Invece di cantare l’Inno alla Gioia, o magari anche l’Internazionale, sarebbe meglio studiare dei nuovi sistemi per garantire ai poveri, con dignità, la salute e le buone scuole, ma che si finanziasse anche con le tasse ad hoc e le tariffe pagate dai ricchi.
Siamo ancora, nelle nostre ideologie occidentali, ai “Quattro Vecchiumi” contro i quali polemizzavano le feroci e imberbi Guardie Rosse maoiste: “vecchie idee, vecchia cultura, vecchie tradizioni, vecchie abitudini”.

Ecco, la Brexit può avere l’effetto di ripensare anche le “vecchie” categorie dell’Unione Europea.
Una Ue che non pensa l’Oriente se non per “portare la democrazia” con le bombe o per destabilizzare tutta l’area, credendo, come capita a tutti i folli, di fare del bene, o magari per seguire pedissequamente gli interessi strategici nordamericani, che non sono quelli dell’Europa.

Lo ha detto un uomo di grande qualità intellettuale, Alain Finkielkraut, “Se Angela Merkel non avesse fatto entrare un milione di migranti in Germania, nel 2015, non ci sarebbe stata la Brexit”.
Da qui, la percezione di massa, in Gran Bretagna, di una Ue che destabilizza gli Stati nazionali che fanno parte dell’Europa, forse per indebolire i regimi politici nazionali, magari in cerca di una sovranità sovranazionale che si mostra, talvolta, in alcuni mediocri prodotti della cultura mainstream.

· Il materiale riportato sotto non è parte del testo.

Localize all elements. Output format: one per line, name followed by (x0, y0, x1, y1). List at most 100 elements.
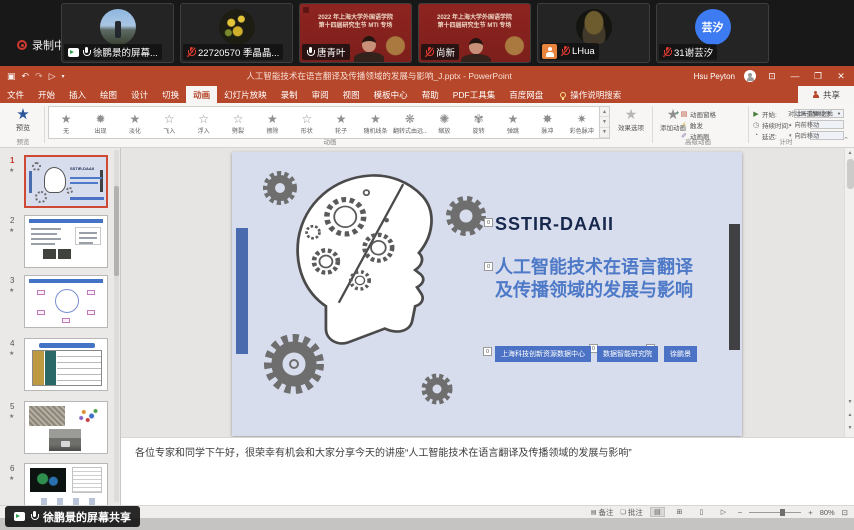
collapse-ribbon-icon[interactable]: ⌃ (843, 136, 849, 144)
account-avatar[interactable] (744, 70, 756, 82)
slide-number: 6 (10, 464, 14, 473)
zoom-slider[interactable] (749, 512, 801, 513)
slide-title[interactable]: SSTIR-DAAII (495, 214, 614, 235)
current-slide[interactable]: 0 0 0 0 0 SSTIR-DAAII 人工智能技术在语言翻译 及传播领域的… (232, 152, 742, 436)
video-tile-xupengjing[interactable]: 徐鹏景的屏幕... (61, 3, 174, 63)
animation-effect-pulse[interactable]: ✸脉冲 (530, 107, 564, 138)
previous-slide-icon[interactable]: ▲ (845, 410, 854, 420)
normal-view-button[interactable]: ▤ (650, 507, 665, 517)
ribbon-options-icon[interactable]: ⊡ (765, 71, 779, 82)
slide-subtitle[interactable]: 人工智能技术在语言翻译 及传播领域的发展与影响 (495, 256, 693, 302)
video-tile-jijingjing[interactable]: 22720570 季晶晶... (180, 3, 293, 63)
video-tile-lhua[interactable]: LHua (537, 3, 650, 63)
animation-effect-bounce[interactable]: ★弹跳 (496, 107, 530, 138)
animation-effect-split[interactable]: ☆劈裂 (221, 107, 255, 138)
animation-effect-wheel[interactable]: ★轮子 (324, 107, 358, 138)
tab-slideshow[interactable]: 幻灯片放映 (217, 86, 274, 103)
zoom-out-button[interactable]: − (738, 508, 742, 517)
powerpoint-window: ▣ ↶ ↷ ▷ ▾ 人工智能技术在语言翻译及传播领域的发展与影响_J.pptx … (0, 66, 854, 518)
tab-insert[interactable]: 插入 (62, 86, 93, 103)
zoom-percentage[interactable]: 80% (820, 508, 835, 517)
slideshow-view-button[interactable]: ▷ (716, 507, 731, 517)
tab-file[interactable]: 文件 (0, 86, 31, 103)
zoom-in-button[interactable]: + (808, 508, 812, 517)
customize-qat-icon[interactable]: ▾ (62, 73, 65, 80)
tab-home[interactable]: 开始 (31, 86, 62, 103)
close-icon[interactable]: ✕ (834, 71, 848, 82)
animation-effect-shape[interactable]: ☆形状 (290, 107, 324, 138)
animation-effect-color-pulse[interactable]: ✷彩色脉冲 (565, 107, 599, 138)
move-later-button[interactable]: ▼ 向后移动 (788, 130, 850, 141)
video-tile-tangqingye[interactable]: 2022 年上海大学外国语学院 第十四届研究生节 MTI 专场 唐青叶 (299, 3, 412, 63)
mic-on-icon (30, 511, 38, 522)
notes-pane[interactable]: 各位专家和同学下午好，很荣幸有机会和大家分享今天的讲座“人工智能技术在语言翻译及… (121, 437, 854, 505)
animation-effect-none[interactable]: ★无 (49, 107, 83, 138)
video-tile-shangxin[interactable]: 2022 年上海大学外国语学院 第十四届研究生节 MTI 专场 尚新 (418, 3, 531, 63)
preview-button[interactable]: ★ 预览 (8, 107, 38, 133)
fit-slide-icon[interactable]: ⊡ (842, 508, 848, 517)
save-icon[interactable]: ▣ (7, 71, 16, 82)
slide-thumbnail-1[interactable]: SSTIR-DAAII (24, 155, 108, 208)
start-slideshow-icon[interactable]: ▷ (49, 71, 56, 82)
gallery-down-icon[interactable]: ▼ (600, 117, 609, 127)
animation-effect-appear[interactable]: ✹出现 (83, 107, 117, 138)
effect-options-button[interactable]: ★ 效果选项 (614, 107, 648, 132)
animation-pane-label: 动画窗格 (690, 109, 716, 119)
animation-effect-zoom[interactable]: ✺缩放 (427, 107, 461, 138)
move-earlier-button[interactable]: ▲ 向前移动 (788, 119, 850, 130)
slide-sorter-view-button[interactable]: ⊞ (672, 507, 687, 517)
speaker-notes-text[interactable]: 各位专家和同学下午好，很荣幸有机会和大家分享今天的讲座“人工智能技术在语言翻译及… (135, 444, 835, 459)
tab-draw[interactable]: 绘图 (93, 86, 124, 103)
slide-thumbnail-5[interactable] (24, 401, 108, 454)
trigger-button[interactable]: ⚡ 触发 (680, 119, 744, 130)
scroll-down-icon[interactable]: ▼ (845, 397, 854, 407)
panel-scrollbar[interactable] (114, 150, 119, 502)
gallery-more-icon[interactable]: ▼ (600, 128, 609, 138)
share-button[interactable]: 共享 (798, 86, 854, 103)
tab-view[interactable]: 视图 (336, 86, 367, 103)
animation-effect-random-bars[interactable]: ★随机线条 (358, 107, 392, 138)
slide-thumbnail-3[interactable] (24, 275, 108, 328)
animation-effect-spin[interactable]: ✾旋转 (462, 107, 496, 138)
chip-presenter[interactable]: 徐鹏景 (664, 346, 697, 362)
notes-toggle[interactable]: ▤ 备注 (591, 507, 614, 518)
canvas-scrollbar[interactable]: ▲ ▼ ▲ ▼ (844, 148, 854, 437)
video-tile-xieyunxi[interactable]: 芸汐 31谢芸汐 (656, 3, 769, 63)
tab-baidu-netdisk[interactable]: 百度网盘 (502, 86, 550, 103)
next-slide-icon[interactable]: ▼ (845, 423, 854, 433)
tab-pdf-tools[interactable]: PDF工具集 (446, 86, 503, 103)
tab-help[interactable]: 帮助 (415, 86, 446, 103)
tab-transitions[interactable]: 切换 (155, 86, 186, 103)
tab-record[interactable]: 录制 (274, 86, 305, 103)
tell-me-search[interactable]: 操作说明搜索 (560, 86, 621, 103)
undo-icon[interactable]: ↶ (22, 71, 30, 82)
gallery-up-icon[interactable]: ▲ (600, 107, 609, 117)
chip-institute[interactable]: 数据智能研究院 (597, 346, 658, 362)
lightbulb-icon (560, 92, 566, 98)
reading-view-button[interactable]: ▯ (694, 507, 709, 517)
minimize-icon[interactable]: — (788, 71, 802, 81)
tab-template-center[interactable]: 模板中心 (367, 86, 415, 103)
account-name[interactable]: Hsu Peyton (694, 72, 735, 81)
animation-effect-fade[interactable]: ★淡化 (118, 107, 152, 138)
tab-design[interactable]: 设计 (124, 86, 155, 103)
scrollbar-thumb[interactable] (847, 159, 854, 189)
scroll-up-icon[interactable]: ▲ (845, 148, 854, 158)
animation-pane-button[interactable]: ▤ 动画窗格 (680, 108, 744, 119)
zoom-slider-knob[interactable] (780, 509, 785, 516)
chip-organization[interactable]: 上海科技创新资源数据中心 (495, 346, 591, 362)
restore-icon[interactable]: ❐ (811, 71, 825, 82)
slide-thumbnail-6[interactable] (24, 463, 108, 505)
animation-effect-float-in[interactable]: ☆浮入 (187, 107, 221, 138)
slide-thumbnail-2[interactable] (24, 215, 108, 268)
redo-icon[interactable]: ↷ (35, 71, 43, 82)
tab-animations[interactable]: 动画 (186, 86, 217, 103)
comments-toggle[interactable]: ❏ 批注 (621, 507, 643, 518)
animation-effect-wipe[interactable]: ★擦除 (255, 107, 289, 138)
tab-review[interactable]: 审阅 (305, 86, 336, 103)
slide-thumbnail-4[interactable] (24, 338, 108, 391)
animation-effect-swivel[interactable]: ❋翻转式由远... (393, 107, 427, 138)
gallery-scrollbar[interactable]: ▲ ▼ ▼ (600, 106, 610, 139)
animation-effect-fly-in[interactable]: ☆飞入 (152, 107, 186, 138)
effect-icon: ★ (130, 113, 141, 125)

Peraltro, l’Ue ha trattato con la Gran Bretagna, nelle more della Brexit, usando la sua superiorità negoziale per massimizzare i suoi potenziali.
Oltre a mantenere il principio delle quattro libertà di commercio (di beni, capitali, servizi e lavoro) l’Ue ha voluto, soprattutto, garantire la permanenza dell’Irlanda, compresa l’Irlanda del Nord, nel sistema di interscambi Ue.
Certo, la soft Brexit di Theresa May ha creato grandi tensioni nel suo governo, portando alle dimissioni i ministri Boris Johnson e David Davis, ma l’essenza geopolitica della questione è che l’hard brexit voluta da Johnson e che ha stravinto alle elezioni è un avvicinamento strutturale agli Stati Uniti, mentre sia la permanenza della Gran Bretagna nella Ue che la soft brexit facevano rimanere Londra nell’area strategica di Parigi e Berlino.
La scelta elettorale recente dei britannici implica quindi una sconfitta secca di Francia e Germania.

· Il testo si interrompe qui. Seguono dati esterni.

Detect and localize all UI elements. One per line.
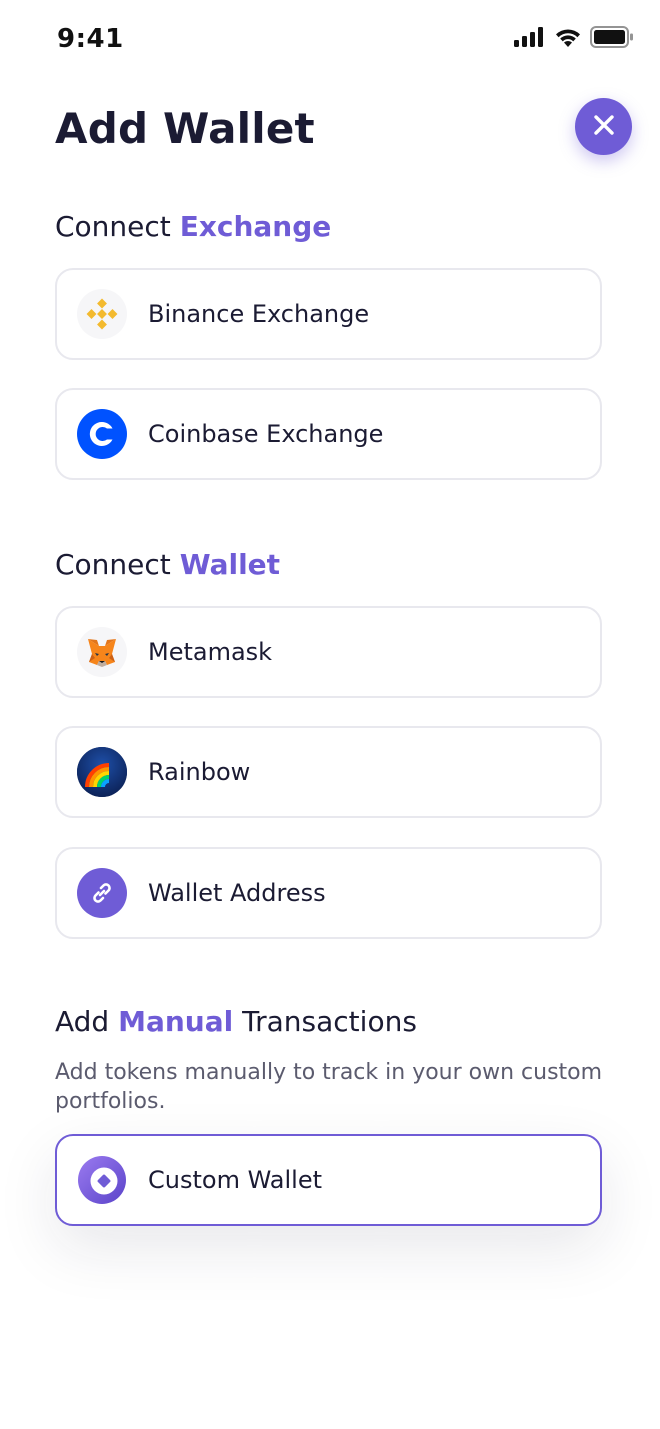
binance-exchange-option[interactable]: Binance Exchange [55,268,602,360]
card-label: Coinbase Exchange [148,420,384,448]
section-heading-prefix: Connect [55,548,180,581]
card-label: Metamask [148,638,273,666]
section-heading-accent: Exchange [179,210,332,243]
card-label: Binance Exchange [148,300,370,328]
status-bar: 9:41 [0,0,660,80]
coinbase-exchange-option[interactable]: Coinbase Exchange [55,388,602,480]
section-heading-wallet: Connect Wallet [55,548,280,581]
add-wallet-screen: 9:41 Add Wallet Connect Exchange Binance… [0,0,660,1429]
status-time: 9:41 [57,24,124,54]
custom-wallet-option[interactable]: Custom Wallet [55,1134,602,1226]
rainbow-option[interactable]: Rainbow [55,726,602,818]
link-icon [77,868,127,918]
section-heading-exchange: Connect Exchange [55,210,331,243]
rainbow-icon [77,747,127,797]
wifi-icon [554,27,582,47]
section-heading-prefix: Add [55,1005,119,1038]
section-heading-accent: Wallet [179,548,281,581]
section-description: Add tokens manually to track in your own… [55,1060,603,1114]
card-label: Wallet Address [148,879,326,907]
card-label: Rainbow [148,758,251,786]
close-button[interactable] [575,98,632,155]
metamask-option[interactable]: Metamask [55,606,602,698]
cellular-signal-icon [514,27,546,47]
section-heading-accent: Manual [118,1005,234,1038]
binance-icon [77,289,127,339]
section-heading-prefix: Connect [55,210,180,243]
section-heading-suffix: Transactions [233,1005,417,1038]
page-title: Add Wallet [55,104,315,153]
metamask-icon [77,627,127,677]
custom-wallet-icon [77,1155,127,1205]
status-icons [514,26,634,48]
coinbase-icon [77,409,127,459]
card-label: Custom Wallet [148,1166,322,1194]
wallet-address-option[interactable]: Wallet Address [55,847,602,939]
close-icon [593,114,615,140]
battery-icon [590,26,634,48]
section-heading-manual: Add Manual Transactions [55,1005,417,1038]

Peraltro, Macron aveva minacciato la Gran Bretagna di farla rimanere nelle “retrovie”, qualora si fosse avverata la hard brexit. E quindi si sarebbe attuato il blocco inglese alle navi da pesca francesi nelle acque britanniche.

L’accordo della soft brexit era certamente sfavorevole a Londra: l’Inghilterra non avrebbe più avuto la libertà di fare trattati commerciali bilaterali con alcun Paese, senza il permesso di Bruxelles, con i beni e i servizi Ue in libera entrata in Uk, ma non viceversa. Ci immaginiamo cosa sarebbe accaduto alla bilancia dei pagamenti di Londra.
I servizi finanziari britannici, poi, avrebbero avuto una limitata possibilità di entrare nei mercati Ue.
Un nodo scorsoio.

Cosa produrrà la hard brexit? Intanto, un forte deterioramento della già grave situazione economica europea.
La Brexit è soprattutto una guerra commerciale, non altro. Probabilmente, la Brexit “dura” produrrà recessione e stagnazione in molte delle nazioni europee.
Probabilmente, lo scenario britannico stimolerà le forti minoranze no-euro e no-Ue nei Paesi euro a rafforzarsi e a chiedere non obiettivi intermedi, ma il “tutto”, ovvero l’uscita dalla Ue.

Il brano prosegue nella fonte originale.